I get up, ease myself into my dressing gown, shuffle into slippers. I glance in the dressing table mirrors. Three images of me stare back wild-eyed. I choose the one on the left who looks younger in the deeper darkness, less concretely formed. I brush her hair, rub a smear of leftover night-cream into her skin. I fit myself in to her the way I did my dressing gown and go downstairs.
Clive lies awake on the makeshift bed in the lounge. I see him lift his eyes to me. I sense the imperceptible wince as he prepares himself for my complaint. Somehow I know he’s been trying to make sense of what his illness will mean for us. I know he’s been trying to minimize its impact on me at his own expense.

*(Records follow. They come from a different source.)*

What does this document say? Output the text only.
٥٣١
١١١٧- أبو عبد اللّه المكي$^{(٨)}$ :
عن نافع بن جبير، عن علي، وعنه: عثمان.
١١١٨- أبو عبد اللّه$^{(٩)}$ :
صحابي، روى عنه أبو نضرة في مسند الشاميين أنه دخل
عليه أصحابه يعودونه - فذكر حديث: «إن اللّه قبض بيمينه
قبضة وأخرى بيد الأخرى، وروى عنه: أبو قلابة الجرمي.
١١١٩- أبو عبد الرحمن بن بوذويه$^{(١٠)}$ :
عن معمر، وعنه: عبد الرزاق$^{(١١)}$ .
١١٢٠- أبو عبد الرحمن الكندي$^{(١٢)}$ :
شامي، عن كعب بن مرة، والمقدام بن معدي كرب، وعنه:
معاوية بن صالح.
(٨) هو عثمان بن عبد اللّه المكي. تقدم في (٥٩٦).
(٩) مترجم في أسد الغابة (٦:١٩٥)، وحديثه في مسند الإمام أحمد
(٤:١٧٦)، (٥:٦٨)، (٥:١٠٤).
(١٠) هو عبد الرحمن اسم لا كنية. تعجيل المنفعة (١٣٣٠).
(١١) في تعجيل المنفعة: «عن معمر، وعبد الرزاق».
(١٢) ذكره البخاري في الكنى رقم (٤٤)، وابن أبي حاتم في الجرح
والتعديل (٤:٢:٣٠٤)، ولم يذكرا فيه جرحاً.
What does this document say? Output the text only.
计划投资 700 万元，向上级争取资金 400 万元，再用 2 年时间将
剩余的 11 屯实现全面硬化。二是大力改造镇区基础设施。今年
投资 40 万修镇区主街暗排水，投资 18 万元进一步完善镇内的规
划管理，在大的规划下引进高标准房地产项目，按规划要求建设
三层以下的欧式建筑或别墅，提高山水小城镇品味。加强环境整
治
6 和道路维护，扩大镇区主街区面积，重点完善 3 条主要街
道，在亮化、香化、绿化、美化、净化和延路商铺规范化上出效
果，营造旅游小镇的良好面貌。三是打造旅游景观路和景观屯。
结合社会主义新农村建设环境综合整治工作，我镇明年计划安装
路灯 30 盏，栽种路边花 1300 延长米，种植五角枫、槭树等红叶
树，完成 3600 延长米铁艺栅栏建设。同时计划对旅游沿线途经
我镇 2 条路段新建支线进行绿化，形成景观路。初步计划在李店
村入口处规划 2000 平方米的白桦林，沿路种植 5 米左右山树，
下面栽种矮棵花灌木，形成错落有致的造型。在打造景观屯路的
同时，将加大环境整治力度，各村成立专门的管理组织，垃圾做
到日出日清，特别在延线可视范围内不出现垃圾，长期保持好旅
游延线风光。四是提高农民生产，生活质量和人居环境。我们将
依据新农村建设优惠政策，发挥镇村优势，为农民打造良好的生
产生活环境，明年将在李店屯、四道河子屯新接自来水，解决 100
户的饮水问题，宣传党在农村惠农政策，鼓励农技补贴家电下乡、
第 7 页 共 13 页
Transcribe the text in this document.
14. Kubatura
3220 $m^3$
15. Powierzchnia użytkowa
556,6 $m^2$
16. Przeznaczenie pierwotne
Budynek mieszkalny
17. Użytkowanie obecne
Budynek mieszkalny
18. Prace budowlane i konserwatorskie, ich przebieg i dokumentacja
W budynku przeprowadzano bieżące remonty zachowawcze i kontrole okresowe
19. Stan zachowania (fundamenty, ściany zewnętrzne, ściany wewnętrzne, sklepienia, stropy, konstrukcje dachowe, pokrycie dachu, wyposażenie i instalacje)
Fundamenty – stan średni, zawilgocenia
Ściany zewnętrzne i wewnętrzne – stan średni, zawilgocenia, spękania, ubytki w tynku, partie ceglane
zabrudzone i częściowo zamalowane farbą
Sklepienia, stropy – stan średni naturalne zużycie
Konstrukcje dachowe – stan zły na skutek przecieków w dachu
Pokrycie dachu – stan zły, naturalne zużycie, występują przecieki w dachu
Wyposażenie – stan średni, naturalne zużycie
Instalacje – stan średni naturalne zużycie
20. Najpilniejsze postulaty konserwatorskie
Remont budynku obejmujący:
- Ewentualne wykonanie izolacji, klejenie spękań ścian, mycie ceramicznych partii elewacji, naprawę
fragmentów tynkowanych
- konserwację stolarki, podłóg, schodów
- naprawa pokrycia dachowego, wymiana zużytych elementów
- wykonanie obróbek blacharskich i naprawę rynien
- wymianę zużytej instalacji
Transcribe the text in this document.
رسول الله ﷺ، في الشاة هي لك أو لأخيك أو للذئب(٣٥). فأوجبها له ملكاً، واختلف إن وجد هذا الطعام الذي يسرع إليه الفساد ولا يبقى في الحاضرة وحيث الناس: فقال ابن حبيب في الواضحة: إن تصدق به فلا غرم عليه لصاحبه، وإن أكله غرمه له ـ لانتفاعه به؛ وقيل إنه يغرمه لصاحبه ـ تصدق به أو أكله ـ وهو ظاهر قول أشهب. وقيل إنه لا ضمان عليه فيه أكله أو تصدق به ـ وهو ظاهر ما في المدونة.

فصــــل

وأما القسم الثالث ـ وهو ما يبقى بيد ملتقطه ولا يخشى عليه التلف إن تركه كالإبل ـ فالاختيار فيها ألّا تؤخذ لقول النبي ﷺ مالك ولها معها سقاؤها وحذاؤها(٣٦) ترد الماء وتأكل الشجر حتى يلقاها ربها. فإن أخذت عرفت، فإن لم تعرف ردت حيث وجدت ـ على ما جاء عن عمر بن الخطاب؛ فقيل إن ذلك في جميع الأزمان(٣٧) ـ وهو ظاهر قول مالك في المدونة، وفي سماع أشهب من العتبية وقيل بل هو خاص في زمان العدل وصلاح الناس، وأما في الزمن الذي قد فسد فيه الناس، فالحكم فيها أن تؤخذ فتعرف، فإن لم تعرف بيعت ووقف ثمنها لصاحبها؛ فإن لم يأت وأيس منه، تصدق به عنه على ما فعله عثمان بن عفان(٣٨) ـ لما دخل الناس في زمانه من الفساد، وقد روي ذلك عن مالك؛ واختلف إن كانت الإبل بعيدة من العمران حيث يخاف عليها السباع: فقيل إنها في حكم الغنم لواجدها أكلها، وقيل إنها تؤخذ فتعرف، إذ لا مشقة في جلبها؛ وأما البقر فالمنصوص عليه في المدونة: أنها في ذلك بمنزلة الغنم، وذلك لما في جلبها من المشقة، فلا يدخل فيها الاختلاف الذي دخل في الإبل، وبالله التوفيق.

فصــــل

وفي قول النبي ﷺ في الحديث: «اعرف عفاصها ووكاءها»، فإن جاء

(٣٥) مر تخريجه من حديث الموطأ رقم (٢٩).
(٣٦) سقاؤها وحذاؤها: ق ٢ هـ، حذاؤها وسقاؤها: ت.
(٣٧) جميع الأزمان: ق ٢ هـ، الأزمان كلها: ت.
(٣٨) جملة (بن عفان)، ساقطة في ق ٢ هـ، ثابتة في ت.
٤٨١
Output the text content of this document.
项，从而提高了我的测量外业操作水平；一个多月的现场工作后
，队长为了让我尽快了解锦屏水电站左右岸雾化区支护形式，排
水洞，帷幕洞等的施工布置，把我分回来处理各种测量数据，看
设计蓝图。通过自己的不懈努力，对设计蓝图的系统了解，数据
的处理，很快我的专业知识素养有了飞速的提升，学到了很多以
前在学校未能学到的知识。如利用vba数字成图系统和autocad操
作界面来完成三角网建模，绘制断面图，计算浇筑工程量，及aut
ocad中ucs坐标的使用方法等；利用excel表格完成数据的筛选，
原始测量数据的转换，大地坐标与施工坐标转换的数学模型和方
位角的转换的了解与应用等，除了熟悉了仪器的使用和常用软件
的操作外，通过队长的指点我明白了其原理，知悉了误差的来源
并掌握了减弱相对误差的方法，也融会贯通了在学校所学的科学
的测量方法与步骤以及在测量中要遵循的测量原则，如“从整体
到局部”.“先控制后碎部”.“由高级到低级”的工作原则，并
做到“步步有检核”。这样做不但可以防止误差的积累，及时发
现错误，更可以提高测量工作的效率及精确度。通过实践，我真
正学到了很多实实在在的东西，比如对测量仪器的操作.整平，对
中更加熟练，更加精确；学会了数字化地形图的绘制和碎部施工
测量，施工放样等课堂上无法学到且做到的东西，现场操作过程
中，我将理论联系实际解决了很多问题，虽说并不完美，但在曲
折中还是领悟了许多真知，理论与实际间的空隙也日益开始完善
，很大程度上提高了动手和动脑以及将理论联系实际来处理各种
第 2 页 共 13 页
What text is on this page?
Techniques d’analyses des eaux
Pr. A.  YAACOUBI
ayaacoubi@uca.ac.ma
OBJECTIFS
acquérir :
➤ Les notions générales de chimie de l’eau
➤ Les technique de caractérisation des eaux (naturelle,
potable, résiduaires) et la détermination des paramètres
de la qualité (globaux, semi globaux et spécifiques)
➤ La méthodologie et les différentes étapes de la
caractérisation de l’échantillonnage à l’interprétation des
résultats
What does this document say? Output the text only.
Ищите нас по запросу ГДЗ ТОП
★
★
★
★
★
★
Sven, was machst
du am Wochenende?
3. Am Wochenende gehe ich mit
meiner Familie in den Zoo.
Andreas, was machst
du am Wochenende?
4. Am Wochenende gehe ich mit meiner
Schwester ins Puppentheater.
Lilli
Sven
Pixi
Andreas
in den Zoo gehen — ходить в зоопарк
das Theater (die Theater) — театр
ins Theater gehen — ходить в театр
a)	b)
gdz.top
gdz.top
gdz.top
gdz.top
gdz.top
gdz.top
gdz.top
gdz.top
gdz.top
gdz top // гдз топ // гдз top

‘Hey,’ I say kicking off my slippers, dropping my dressing gown and lifting the corner of the quilt to awkwardly ease my bottom on to the too narrow sofa bed. It makes me feel ridiculous and a giggle escapes me as shocking as a gunshot in the desert our relationship has become. ‘I missed you.’
He sucks air in and then laughs at my use of his old, middle of the night greeting. Laughing is a language we haven’t used in the longest time. It's better, less guarded than waspish, precise diving words. Gestures that have evolved into warnings. He shifts painfully to accommodate me, lifts his arm in welcome. ‘And so to bed.’
I twist into our old sleeping position, equal parts familiar and strange. I wrap my arms around him, arms that now feel as flexible and strong as his were hesitant and hurting.